Prepare to fight for the right to stream these over the coming weeks:
The Killing follows detectives Sarah Linden and Stephen Holder as they attempt to track down the murderer of a local teenager, Rosie Larsen. When they discover the teenager's body investigation begins to apprehend her killer. You're hooked from the get-go; everyone is a suspect, and no one leads the innocent lives they appear to. This one is gripping and brilliant; it became a sleeper hit once Netflix acquired the rights and extended it by another two seasons.
Grace and Frankie
Jane Fonda and Lily Tomlin play Grace and Frankie, women in their 70s whose husbands, Robert and Sol, have left them to marry each other. Grace and Frankie start out as rivals, but both undergo personal reinvention, eventually becoming roommates, best friends and business partners. This is a series that talks openly about the stereotypes that women get confined to as they age and it's hilarious to boot.

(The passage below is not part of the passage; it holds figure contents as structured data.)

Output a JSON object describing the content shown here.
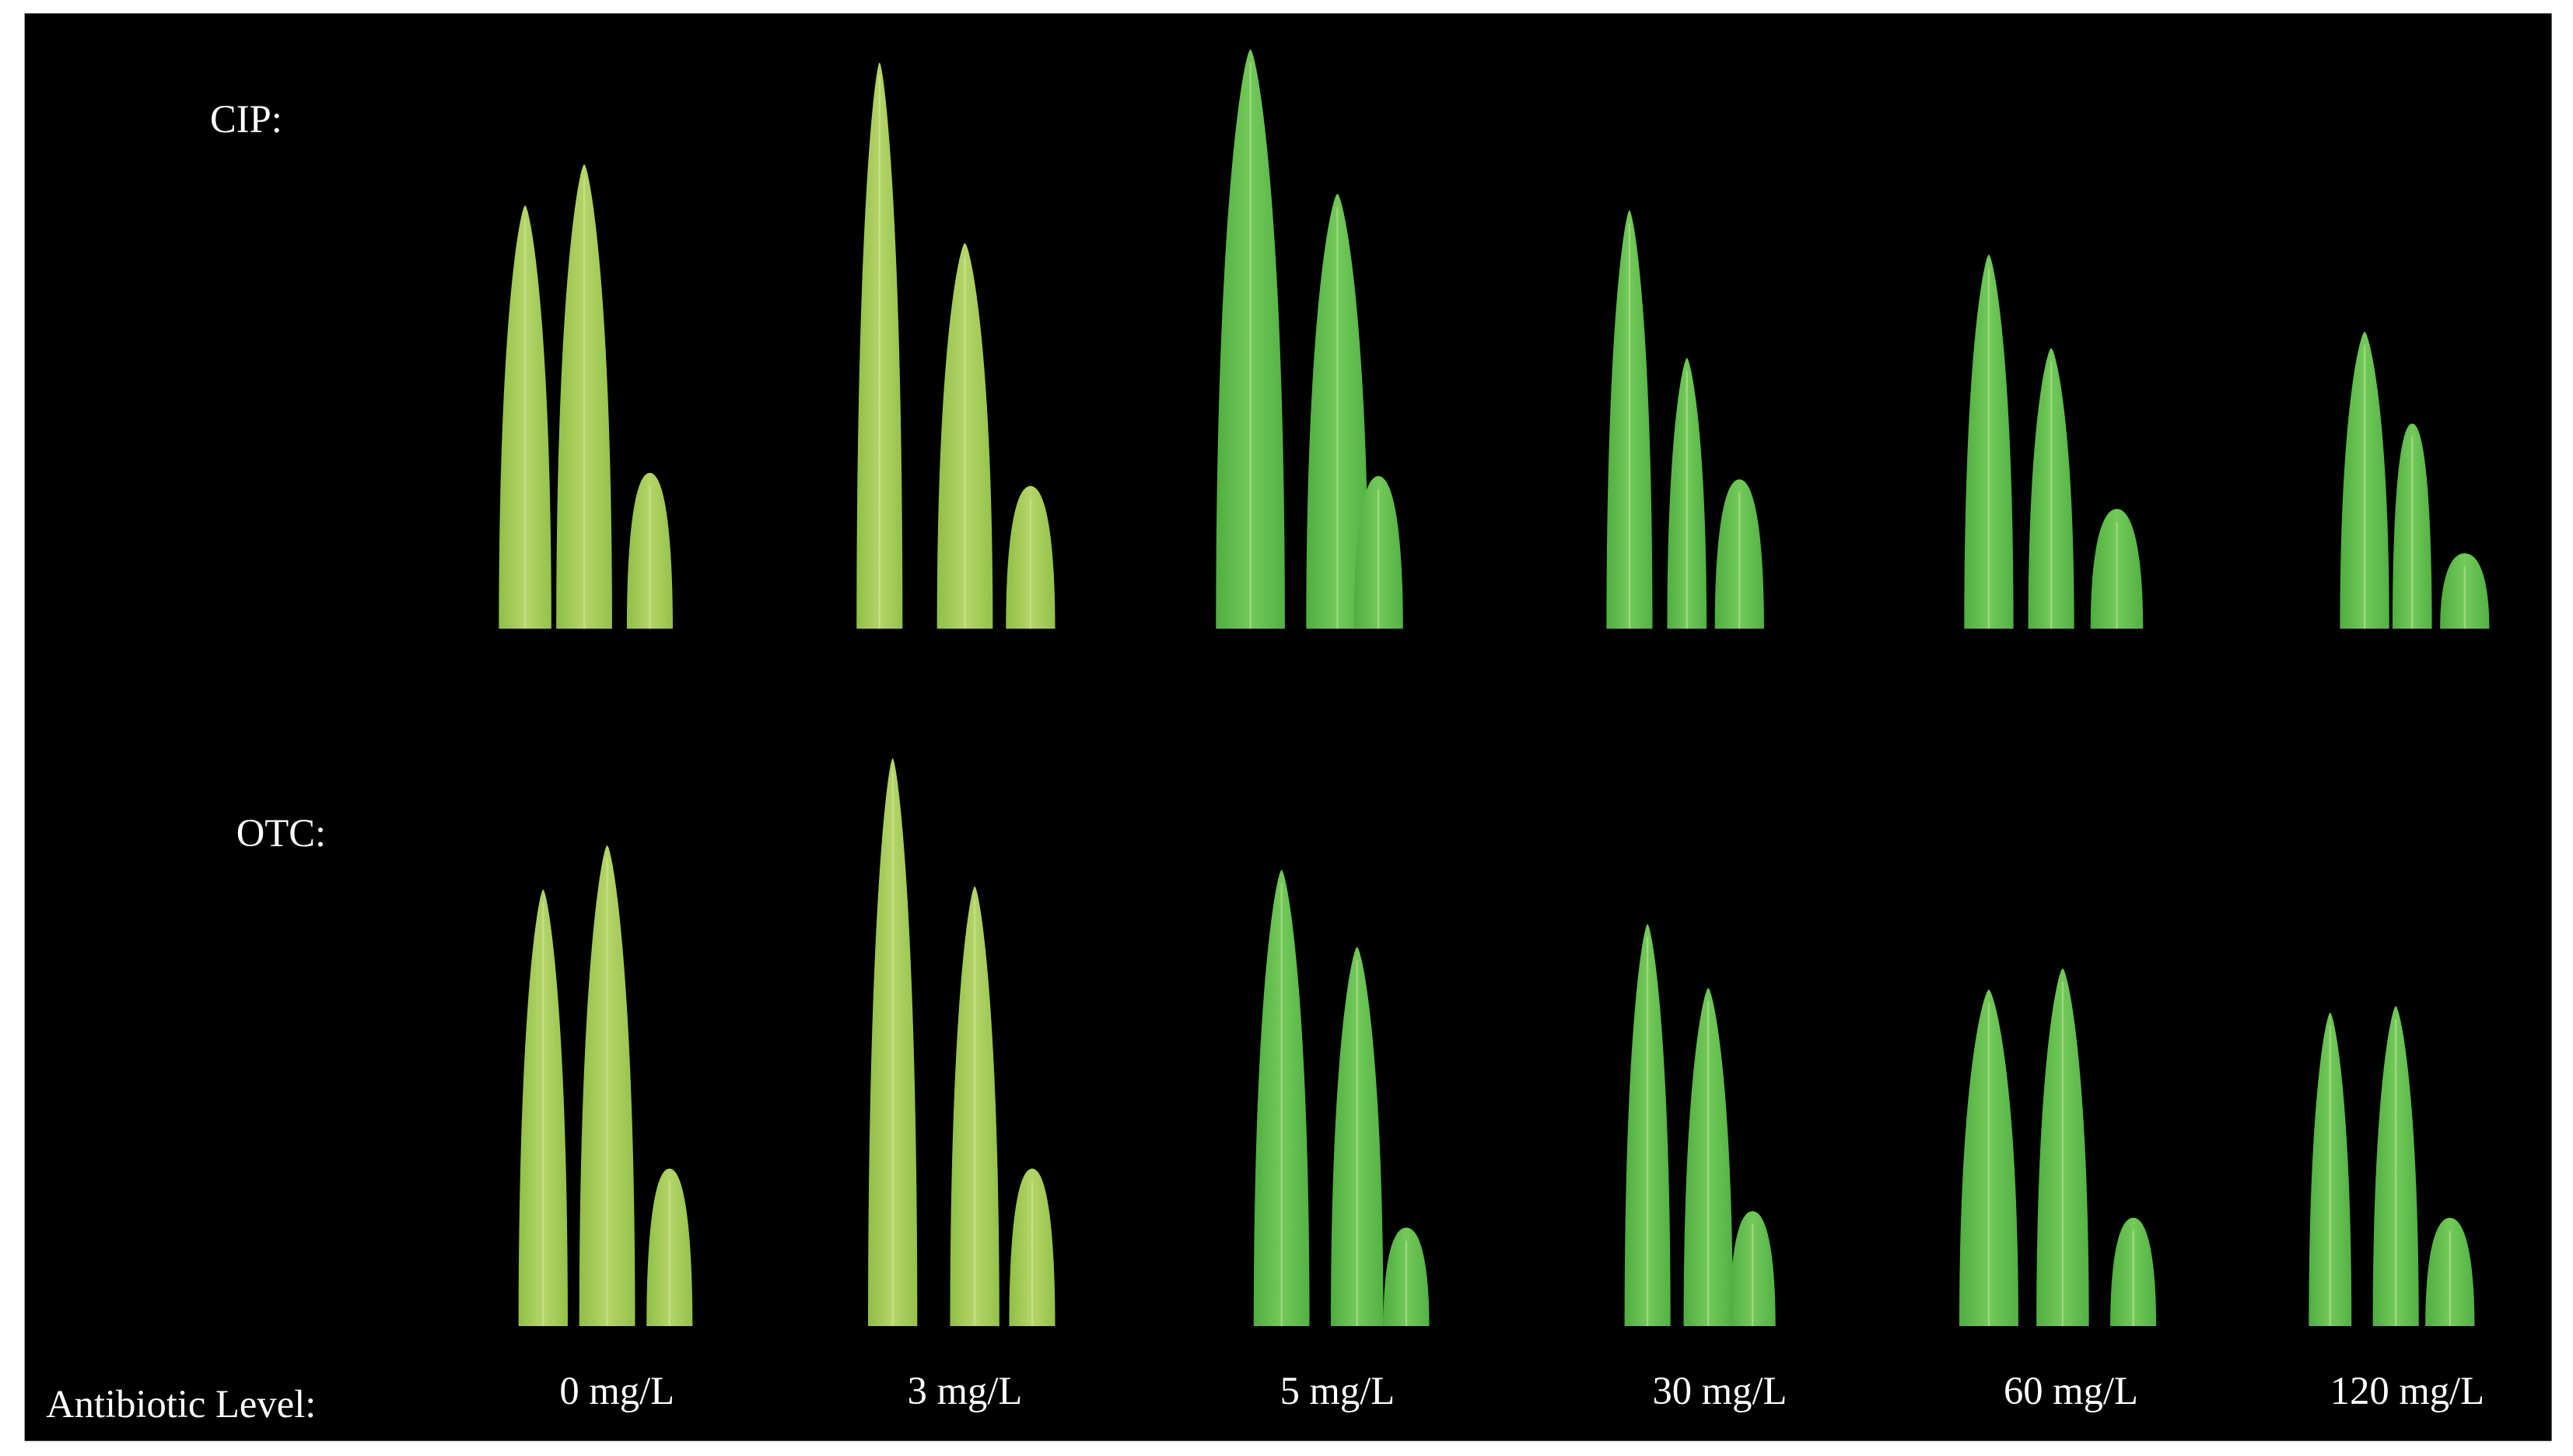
{
  "row_labels": [
    "CIP:",
    "OTC:"
  ],
  "axis_label": "Antibiotic Level:",
  "levels": [
    "0 mg/L",
    "3 mg/L",
    "5 mg/L",
    "30 mg/L",
    "60 mg/L",
    "120 mg/L"
  ]
}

Netflix's Spanish-language series Ingobernable is so underrated. It follows the First Lady of Mexico, Emilia Urquiza (played by Kate Del Castillo), after a violent fight with her president husband leaves him dead - and her the target of a national manhunt. Don't let the subtitles put you off; it's intriguing and full of brilliant plot twists.
As a contemporary prequel to the famous Psycho movie, Bates Motel tells the story of a young Norman Bates and the skin-crawling relationship with his unhinged mother, Norma. This story goes beyond the usual horror/thriller and delves into the dark psychosis of the now-famous character. It isn't quite what you'll expect, but binge-watch it you must.
Standup comedian Maria Bamford plays herself in a 'fictionalised' version of her own life. It follows her she moves back to Los Angeles after being treated for bipolar disorder as she attempts to rebuild her career. This one is grossly underrated, unique and really quite a joy to watch.